Now, let's differentiate the timing of translocation for the proteins in outcomes 2 and 3. We will use symbols for cotranslational and posttranslational transport for clarity.

• Indicate that in outcome 2, translocation is post-translational.
  • Thus, proteins can enter the ER before or after translation is complete.

• Indicate that in outcome 3, translocation is cotranslational. In other words, ribosomes continue synthesizing the protein as it enters the translocator, unlike the translocation of outcome 2, which was post-translational.

This brings us to our final transport mechanism: vesicular transport.

• To illustrate this, draw a vesicle in each of the following locations:
  • Between the ER and Golgi
  • Adjacent to the cisternal stacks of the Golgi
  • Between the Golgi and the plasma membrane.

• Now, draw an arrow from the ER to the first adjacent vesicle to show that proteins travel from the ER in membrane-bound vesicles.

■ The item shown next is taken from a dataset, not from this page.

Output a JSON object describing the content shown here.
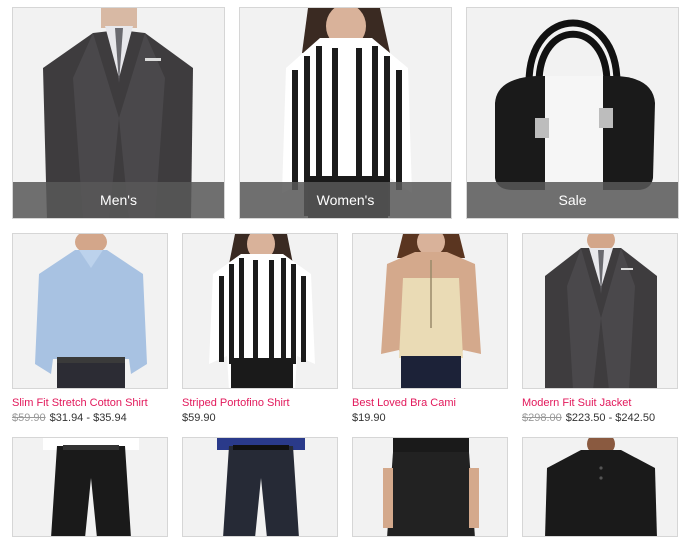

• Use another arrow to show that this vesicle delivers proteins to the Golgi apparatus, where they are processed and modified.
  • In general, transport vesicles carry cargo derived from the lumen of one compartment and fuse with their destination compartment to deliver it.

• Again, use arrows to show that the vesicle travels through the Golgi stacks in this manner.

• Draw a final arrow to show that the fully modified protein buds from the Golgi in a final vesicle.

• Denote that in vesicular transport, proteins do not have to cross membranes as they do in the other transport mechanisms.
  • The lumens of organelles mix as transport vesicles fuse with them.
  • Thus, proteins avoid the thermodynamic expense of crossing a membrane.

This brings us to our final point.

• Write that compartments are topologically equivalent if molecules can get from one to another without having to cross a membrane.

• To illustrate this, shade the lumen of the endoplasmic reticulum, the Golgi apparatus, and the vesicles that bud from and fuse with them a single color.
  • These spaces are topologically equivalent because molecules can move between them without crossing a membrane.

• Shade the space between the outer and inner membrane of the nuclear envelope the same color.
  • As we illustrated, this space is continuous with the ER lumen.

• Finally, shade the mitochondrion, nucleus and peroxisomes with three different colors to illustrate that they are topologically distinct.
  • Molecules must cross membranes to enter these compartments.